Tuesday, July 12, 2011

The more the merrier - Does the launch of Google+ benefit consumers?

With the rapid decline of MySpace, Facebook has quickly acquired a near monopoly position among social networks. Now Google is entering the arena with its new Google+ product, potentially threatening Facebook’s dominant position. Is this a good thing for consumers? The knee-jerk reaction is ‘Yes, competition always benefits the consumer’ but this might be one of those odd cases where it is not necessarily so.

Competition is usually thought of as necessary to force companies to better service their customers and keep prices down. In the case of Facebook this would mean continuous improvements to their product. The recent introduction of the geo-tagging feature Places allowing users to ‘check-in’ to visited locations would be good example of an action to keep the service relevant and competitive. It is also likely the threat of competition that is keeping Facebook a free service and probably more importantly it prevents them from terrorizing the consumer with more and excessively intrusive advertisements.

At the same time Facebook’s dominant position greatly benefits consumers by gathering all their friends and family on to one service. Imagine a system where people owned phones of different colors, red, green, blue and purple - and only a red phone could be used to call another red phone and so on. Requiring users to own multiple phones and keep track of which color phones their friends own. It is hard to see this situation benefiting consumers, it is more likely to drive them mad. Social networks are usually not developed to interact with each other so a situation with several large competing networks would likely look very much like our different colored phone scenario, requiring users to jump between different services depending on who they wish to interact with.

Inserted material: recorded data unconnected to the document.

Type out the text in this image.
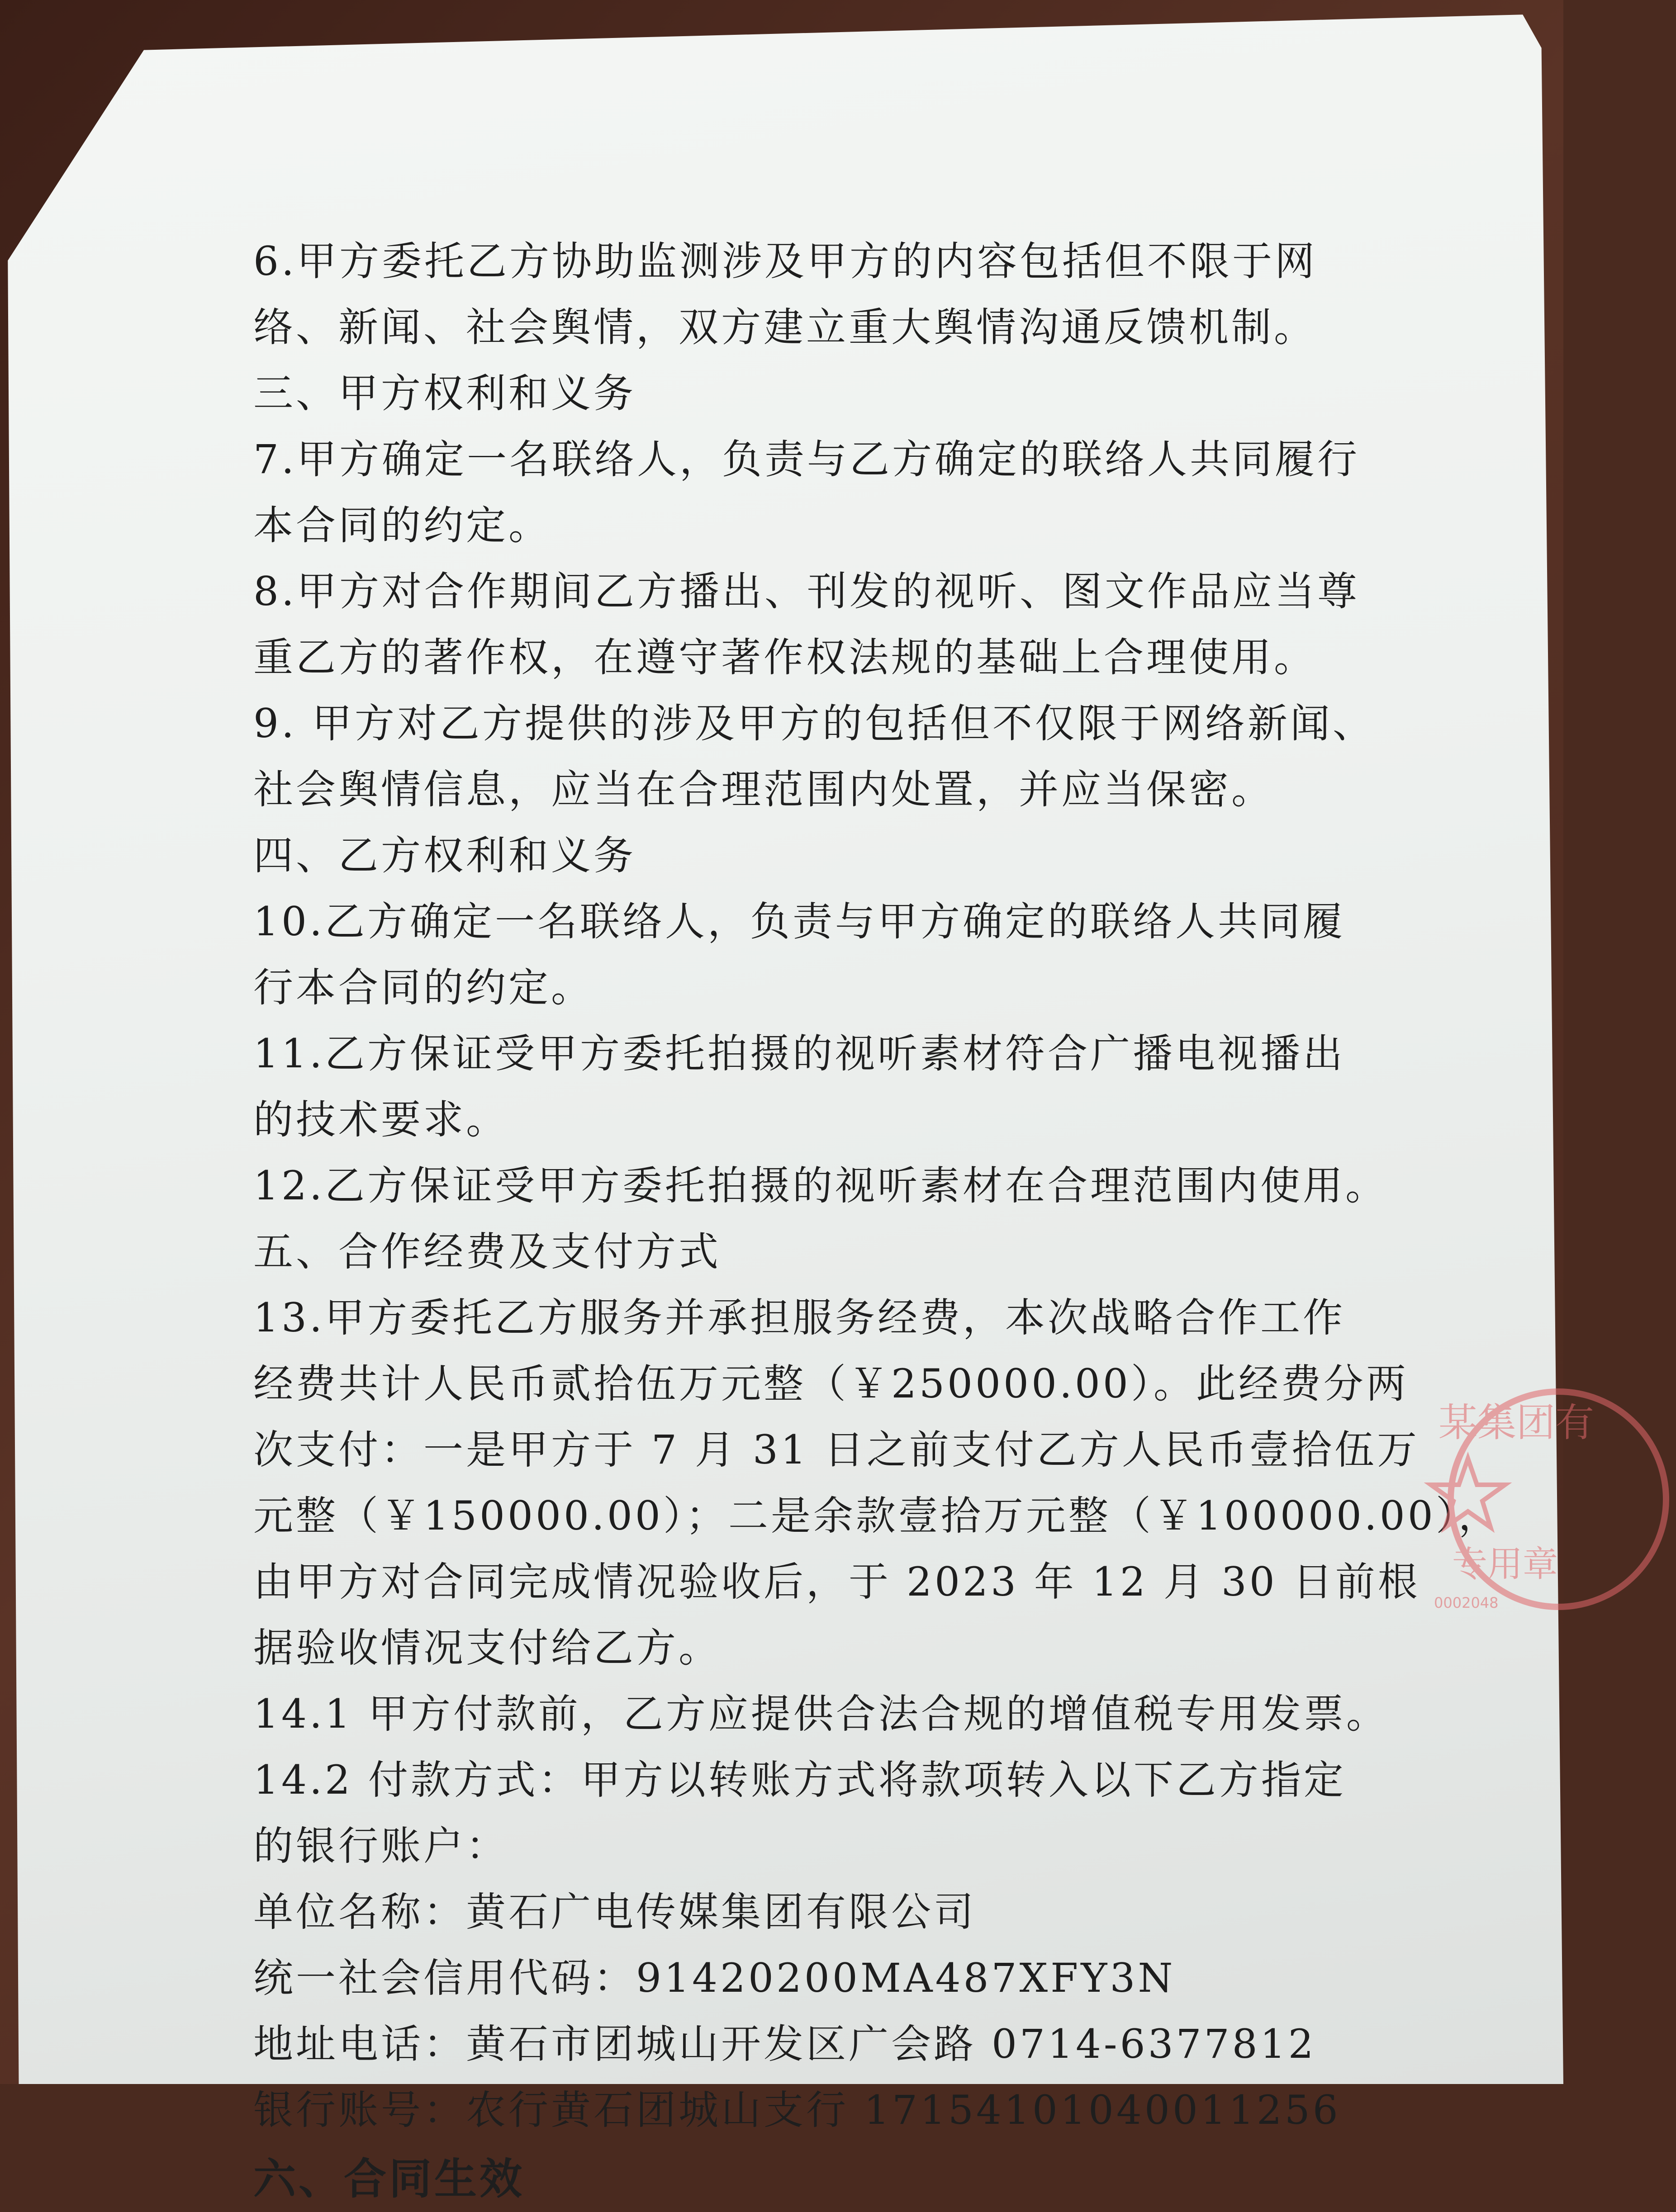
6.甲方委托乙方协助监测涉及甲方的内容包括但不限于网
络、新闻、社会舆情，双方建立重大舆情沟通反馈机制。
三、甲方权利和义务
7.甲方确定一名联络人，负责与乙方确定的联络人共同履行
本合同的约定。
8.甲方对合作期间乙方播出、刊发的视听、图文作品应当尊
重乙方的著作权，在遵守著作权法规的基础上合理使用。
9. 甲方对乙方提供的涉及甲方的包括但不仅限于网络新闻、
社会舆情信息，应当在合理范围内处置，并应当保密。
四、乙方权利和义务
10.乙方确定一名联络人，负责与甲方确定的联络人共同履
行本合同的约定。
11.乙方保证受甲方委托拍摄的视听素材符合广播电视播出
的技术要求。
12.乙方保证受甲方委托拍摄的视听素材在合理范围内使用。
五、合作经费及支付方式
13.甲方委托乙方服务并承担服务经费，本次战略合作工作
经费共计人民币贰拾伍万元整（￥250000.00）。此经费分两
次支付：一是甲方于 7 月 31 日之前支付乙方人民币壹拾伍万
元整（￥150000.00）；二是余款壹拾万元整（￥100000.00），
由甲方对合同完成情况验收后，于 2023 年 12 月 30 日前根
据验收情况支付给乙方。
14.1 甲方付款前，乙方应提供合法合规的增值税专用发票。
14.2 付款方式：甲方以转账方式将款项转入以下乙方指定
的银行账户：
单位名称：黄石广电传媒集团有限公司
统一社会信用代码：91420200MA487XFY3N
地址电话：黄石市团城山开发区广会路 0714-6377812
银行账号：农行黄石团城山支行 17154101040011256
六、合同生效
某集团有
专用章
0002048
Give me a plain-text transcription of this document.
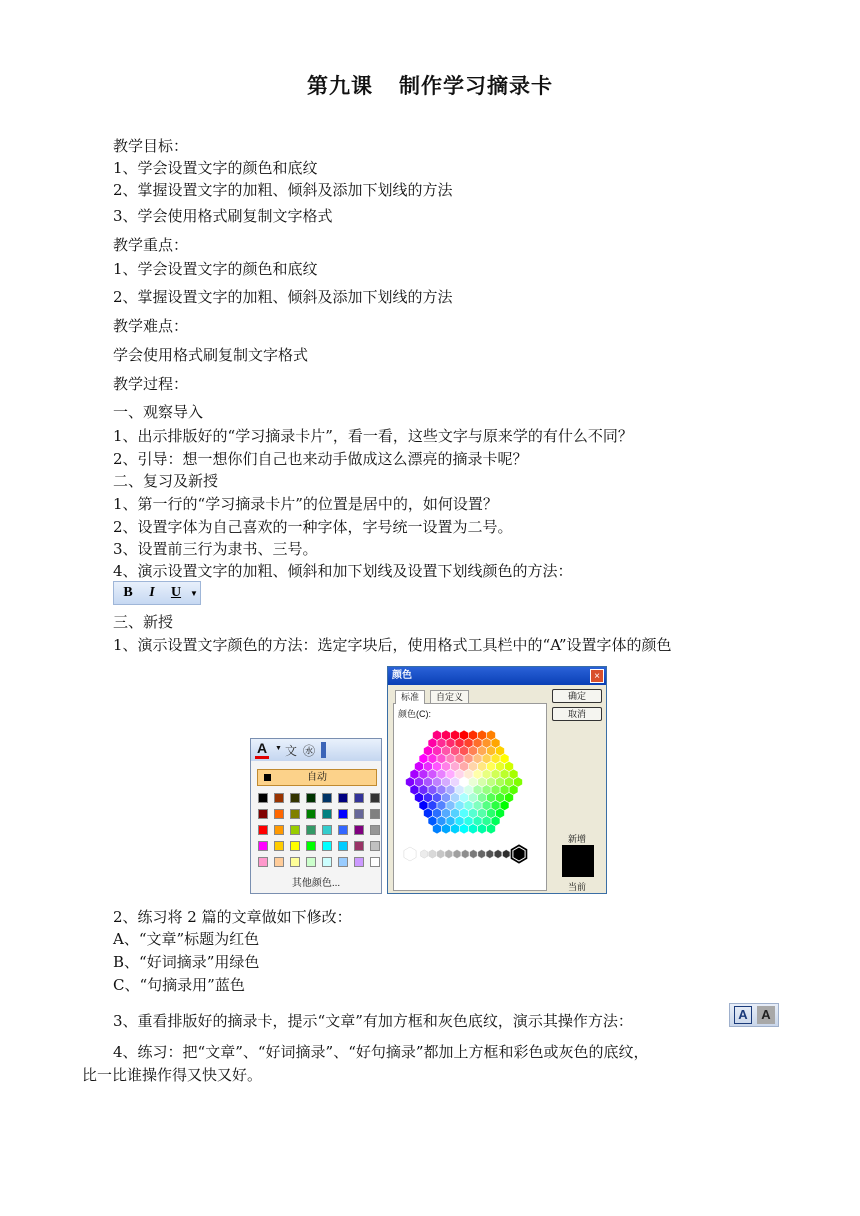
第九课 制作学习摘录卡
教学目标：
1、学会设置文字的颜色和底纹
2、掌握设置文字的加粗、倾斜及添加下划线的方法
3、学会使用格式刷复制文字格式
教学重点：
1、学会设置文字的颜色和底纹
2、掌握设置文字的加粗、倾斜及添加下划线的方法
教学难点：
学会使用格式刷复制文字格式
教学过程：
一、观察导入
1、出示排版好的“学习摘录卡片”，看一看，这些文字与原来学的有什么不同？
2、引导：想一想你们自己也来动手做成这么漂亮的摘录卡呢？
二、复习及新授
1、第一行的“学习摘录卡片”的位置是居中的，如何设置？
2、设置字体为自己喜欢的一种字体，字号统一设置为二号。
3、设置前三行为隶书、三号。
4、演示设置文字的加粗、倾斜和加下划线及设置下划线颜色的方法：
B	I	U	▼
三、新授
1、演示设置文字颜色的方法：选定字块后，使用格式工具栏中的“A”设置字体的颜色
A ▼ 文 ㊌
自动
其他颜色...
颜色	×
标准	自定义
颜色(C):
确定
取消
新增
当前
2、练习将 2 篇的文章做如下修改：
A、“文章”标题为红色
B、“好词摘录”用绿色
C、“句摘录用”蓝色
3、重看排版好的摘录卡，提示“文章”有加方框和灰色底纹，演示其操作方法：	A	A
4、练习：把“文章”、“好词摘录”、“好句摘录”都加上方框和彩色或灰色的底纹，
比一比谁操作得又快又好。
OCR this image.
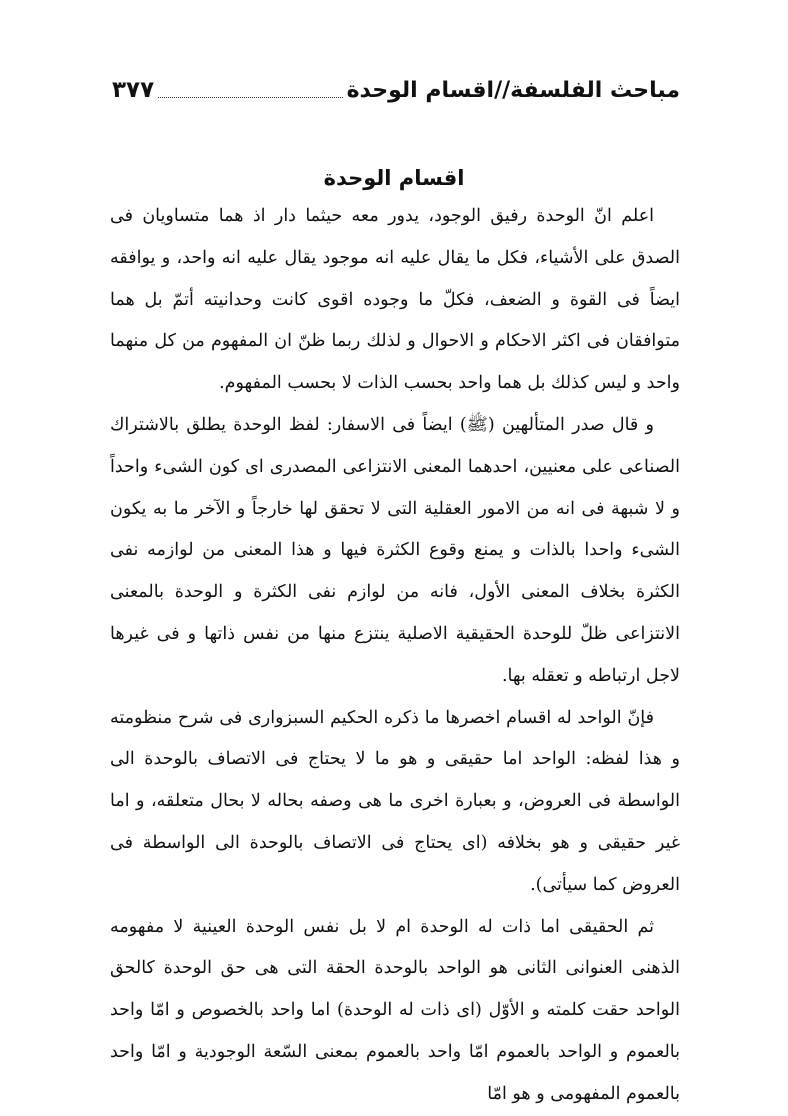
مباحث الفلسفة//اقسام الوحدة
۳۷۷
اقسام الوحدة

اعلم انّ الوحدة رفيق الوجود، يدور معه حيثما دار اذ هما متساويان فى الصدق على الأشياء، فكل ما يقال عليه انه موجود يقال عليه انه واحد، و يوافقه ايضاً فى القوة و الضعف، فكلّ ما وجوده اقوى كانت وحدانيته أتمّ بل هما متوافقان فى اكثر الاحكام و الاحوال و لذلك ربما ظنّ ان المفهوم من كل منهما واحد و ليس كذلك بل هما واحد بحسب الذات لا بحسب المفهوم.

و قال صدر المتألهين (ﷺ) ايضاً فى الاسفار: لفظ الوحدة يطلق بالاشتراك الصناعى على معنيين، احدهما المعنى الانتزاعى المصدرى اى كون الشىء واحداً و لا شبهة فى انه من الامور العقلية التى لا تحقق لها خارجاً و الآخر ما به يكون الشىء واحدا بالذات و يمنع وقوع الكثرة فيها و هذا المعنى من لوازمه نفى الكثرة بخلاف المعنى الأول، فانه من لوازم نفى الكثرة و الوحدة بالمعنى الانتزاعى ظلّ للوحدة الحقيقية الاصلية ينتزع منها من نفس ذاتها و فى غيرها لاجل ارتباطه و تعقله بها.

فإنّ الواحد له اقسام اخصرها ما ذكره الحكيم السبزوارى فى شرح منظومته و هذا لفظه: الواحد اما حقيقى و هو ما لا يحتاج فى الاتصاف بالوحدة الى الواسطة فى العروض، و بعبارة اخرى ما هى وصفه بحاله لا بحال متعلقه، و اما غير حقيقى و هو بخلافه (اى يحتاج فى الاتصاف بالوحدة الى الواسطة فى العروض كما سيأتى).

ثم الحقيقى اما ذات له الوحدة ام لا بل نفس الوحدة العينية لا مفهومه الذهنى العنوانى الثانى هو الواحد بالوحدة الحقة التى هى حق الوحدة كالحق الواحد حقت كلمته و الأوّل (اى ذات له الوحدة) اما واحد بالخصوص و امّا واحد بالعموم و الواحد بالعموم امّا واحد بالعموم بمعنى السّعة الوجودية و امّا واحد بالعموم المفهومى و هو امّا
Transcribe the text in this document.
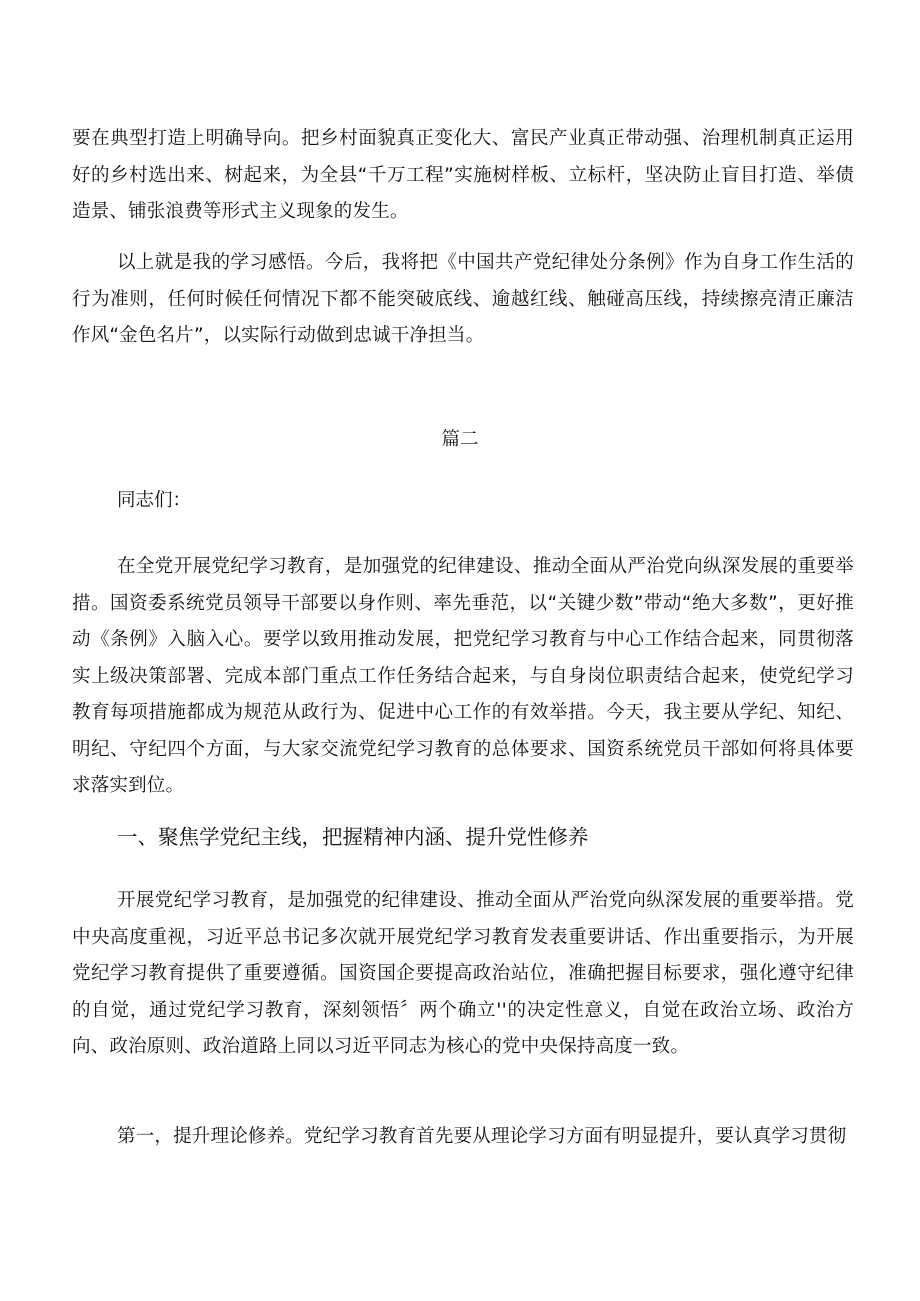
要在典型打造上明确导向。把乡村面貌真正变化大、富民产业真正带动强、治理机制真正运用好的乡村选出来、树起来，为全县“千万工程”实施树样板、立标杆，坚决防止盲目打造、举债造景、铺张浪费等形式主义现象的发生。

以上就是我的学习感悟。今后，我将把《中国共产党纪律处分条例》作为自身工作生活的行为准则，任何时候任何情况下都不能突破底线、逾越红线、触碰高压线，持续擦亮清正廉洁作风“金色名片”，以实际行动做到忠诚干净担当。

篇二

同志们：

在全党开展党纪学习教育，是加强党的纪律建设、推动全面从严治党向纵深发展的重要举措。国资委系统党员领导干部要以身作则、率先垂范，以“关键少数”带动“绝大多数”，更好推动《条例》入脑入心。要学以致用推动发展，把党纪学习教育与中心工作结合起来，同贯彻落实上级决策部署、完成本部门重点工作任务结合起来，与自身岗位职责结合起来，使党纪学习教育每项措施都成为规范从政行为、促进中心工作的有效举措。今天，我主要从学纪、知纪、明纪、守纪四个方面，与大家交流党纪学习教育的总体要求、国资系统党员干部如何将具体要求落实到位。

一、聚焦学党纪主线，把握精神内涵、提升党性修养

开展党纪学习教育，是加强党的纪律建设、推动全面从严治党向纵深发展的重要举措。党中央高度重视，习近平总书记多次就开展党纪学习教育发表重要讲话、作出重要指示，为开展党纪学习教育提供了重要遵循。国资国企要提高政治站位，准确把握目标要求，强化遵守纪律的自觉，通过党纪学习教育，深刻领悟〞两个确立''的决定性意义，自觉在政治立场、政治方向、政治原则、政治道路上同以习近平同志为核心的党中央保持高度一致。

第一，提升理论修养。党纪学习教育首先要从理论学习方面有明显提升，要认真学习贯彻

So what conclusion can we draw from this? It would appear to me that the most beneficial situation for consumers would be one where one social network has a near monopoly position, let’s say this company is Facebook. But other services like Google+ are successful enough to keep the dominant network on its toes and force it to stay competitive but not successful enough to challenge its position as most peoples primary social network. Alternatively completely replacing the old giant and taking its monopoly position.

It might be that social network market is a natural monopoly which can’t sustain more than one major player and the market leader can maintain its monopoly only as long as it offers the best alternative for consumers, supposedly both features and user base would be taken in to account when evaluating this. Once it fails to satisfy its customers it is quickly cannibalized by another service which then takes its place as the new dominant service.